The Long-Term Consequences of Slum Clearance on Children

By Fernanda Rojas Ampuero

headshot_FernandaRA

Fernanda Rojas Ampuero

More than 25% of the world’s urban population today live in slums (UN-Habitat, 2020). A common policy response to high poverty and the large share of slum dwellers in developing countries has been to provide low-income housing in city peripheries and suburban areas. However, it is unclear whether these policies benefit recipients: Despite the improvement in housing quality, families lose in terms of proximity to jobs, social networks, and access to public goods, such as schools and health provision. There is little evidence on how moving to peripheral neighborhoods, rather than upgraded housing on site, affects the long-run outcomes of residents and their children.

In the paper titled “Sent Away: The Long-Term Effects of Slum Clearance on Children,” Fernanda Rojas Ampuero (former UCLA PhD student, current post-doc at Harvard) and Felipe Carrera (Reed College), study the long-term effects of moving to a high-poverty neighborhood on the earnings and schooling of children. To do so, they examine the impacts of a large-scale slum clearance and urban renewal program, the Program for Urban Marginality, that was implemented during the Chilean dictatorship between 1979 and 1985.

The program made all the slum dwellers become homeowners, but whereas some slums were upgraded into neighborhoods (non-displaced), other slum dwellers were forcedly relocated to suburban areas (displaced). The authors use this variation between types of intervention to estimate the effects of the forced displacement on children’s outcomes. To empirically estimate the effects, they combine archival records and administrative data.

The authors find negative effects for children aged 0 to 18: Compared with the non-displaced, displaced children earned on average 10% less per month over their life. This negative effect is not associated with lower employment but with the quality of employment: Displaced children were more likely to work in temporary jobs and without a formal contract. In addition, displacement reduced children’s educational attainment: A displaced child lost 0.5 years of education and was 12% less likely to graduate from high school relative to a non-displaced child.

What explains these results?
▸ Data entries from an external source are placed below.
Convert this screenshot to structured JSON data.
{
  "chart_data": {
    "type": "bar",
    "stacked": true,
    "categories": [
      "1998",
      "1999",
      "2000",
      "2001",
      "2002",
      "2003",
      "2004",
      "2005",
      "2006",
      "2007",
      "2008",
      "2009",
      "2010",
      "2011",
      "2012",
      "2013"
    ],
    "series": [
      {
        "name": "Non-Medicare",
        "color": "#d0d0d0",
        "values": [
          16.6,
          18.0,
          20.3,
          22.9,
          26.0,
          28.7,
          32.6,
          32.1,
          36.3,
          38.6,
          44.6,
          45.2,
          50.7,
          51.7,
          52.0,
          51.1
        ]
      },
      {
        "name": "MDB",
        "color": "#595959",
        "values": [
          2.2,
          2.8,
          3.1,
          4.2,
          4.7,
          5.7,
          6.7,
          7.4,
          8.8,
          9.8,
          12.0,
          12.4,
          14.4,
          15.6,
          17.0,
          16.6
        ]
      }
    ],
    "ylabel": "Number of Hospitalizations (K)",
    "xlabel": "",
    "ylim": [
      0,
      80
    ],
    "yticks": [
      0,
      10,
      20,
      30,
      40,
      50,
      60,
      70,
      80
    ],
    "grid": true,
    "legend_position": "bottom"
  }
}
Almost 70% of the variation on children’s adult labor earnings can be explain by the characteristics of the municipalities of destination. The authors find evidence that lower social cohesion, measured as neighborhood fragmentation, reduced children’s schooling. In addition, their adult labor earnings were also affected by worse labor market access, measured as access to public transportation at the time of the intervention.

This paper contributes to the literature on neighborhood effects, with the novelty that it is the first to look at a developing country and long-term outcomes. Although families received a new housing unit, the results of this paper document that forcing families to live in peripheral and low-quality neighborhoods has long-term negative consequences, and it sheds light on which aspects of neighborhoods matter.